Les gardiens de nos traditions et les ministres des cultes sont des acteurs incontournables de la paix au sein de notre société.
Face à la situation socio-politique tendue que connaît la Côte d’Ivoire depuis l’élection présidentielle d’octobre, il est temps que ces deux entités contribuent, chacune à sa manière, à rapprocher les différents acteurs politiques.
Leur engagement pourrait favoriser l’ouverture d’un dialogue politique inclusif, condition essentielle pour désamorcer la crise qui fragilise le pays depuis plusieurs mois.
Le Président de la République, garant de la cohésion nationale, doit poser un geste fort d’apaisement envers les prisonniers d’opinion, afin de réduire les tensions sociales.
Les populations aspirent à vivre dans un climat de paix, gage de stabilité politique et de confiance pour les partenaires internationaux désireux d’investir en Côte d’Ivoire.
Les principaux acteurs politiques Alassane Ouattara, Laurent Gbagbo, Tidjane Thiam, Guillaume Soro et Pascal Affi N’guessan doivent impérativement se parler pour préserver un climat social déjà volatile et éviter toute escalade à l’approche des élections législatives. Depuis des décennies, les scrutins électoraux sont souvent sources de conflits dans notre pays. Après les pertes humaines et les dégâts matériels enregistrés lors de la dernière présidentielle, il est urgent que les guides religieux et les chefs traditionnels initient une série de rencontres avec les leaders politiques afin d’apporter leur modeste mais précieuse contribution à la consolidation de la paix.

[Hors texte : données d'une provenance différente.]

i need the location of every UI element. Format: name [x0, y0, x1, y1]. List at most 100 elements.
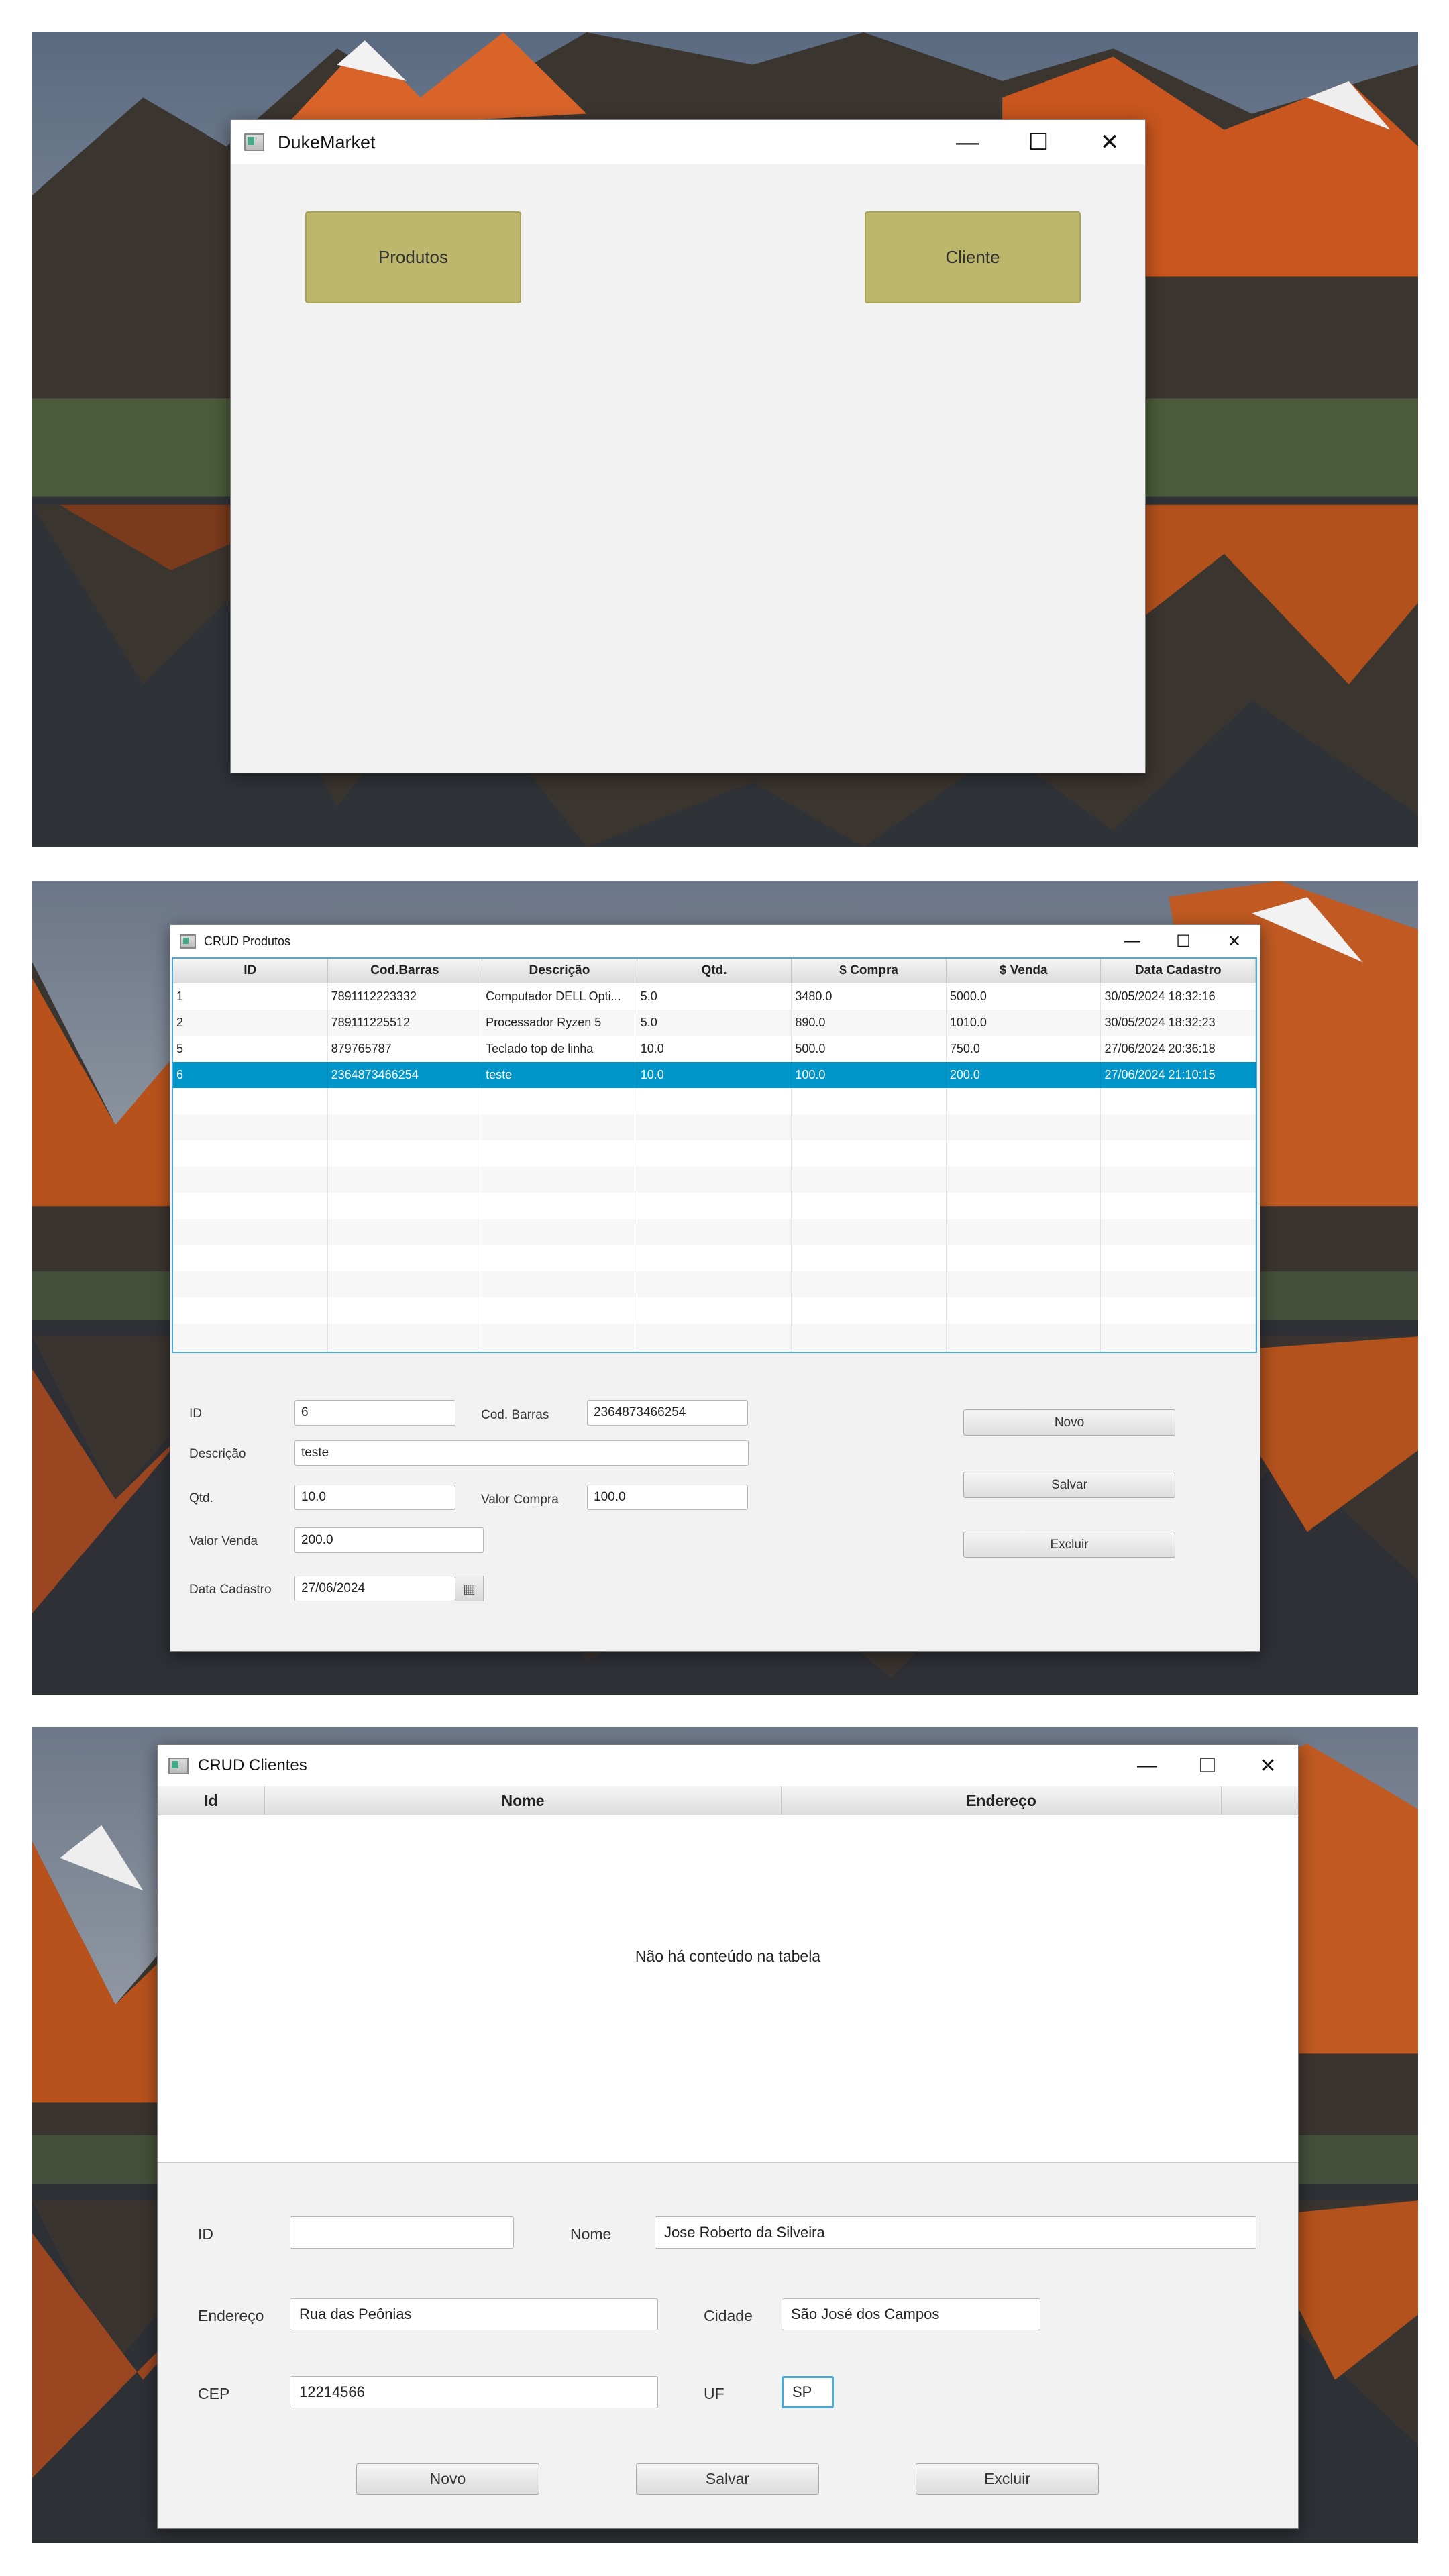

La Côte d’Ivoire, au regard de son rôle dans le concert des nations, ne doit pas retomber dans une nouvelle crise. Dans un contexte régional marqué par la menace terroriste au Sahel et en Afrique de l’Ouest, une déstabilisation interne aurait des conséquences dramatiques pour la population.
Les ministres des cultes et les gardiens de nos traditions jouent aujourd’hui leur crédibilité.
Leur responsabilité dans la préservation de la paix et de la cohésion sociale est pleinement engagée.
Ils ne peuvent rester spectateurs face à la gravité de la situation actuelle.
Ils doivent être de véritables ambassadeurs de la paix, comme ils ont su l’être par le passé.
Aucun acteur politique ne resterait insensible à une telle initiative, salutaire pour la stabilité du pays.
Après les nombreuses crises traversées, les Ivoiriens attendent un geste fort de la part de ceux qu’ils écoutent et respectent leurs chefs traditionnels et leurs guides religieux.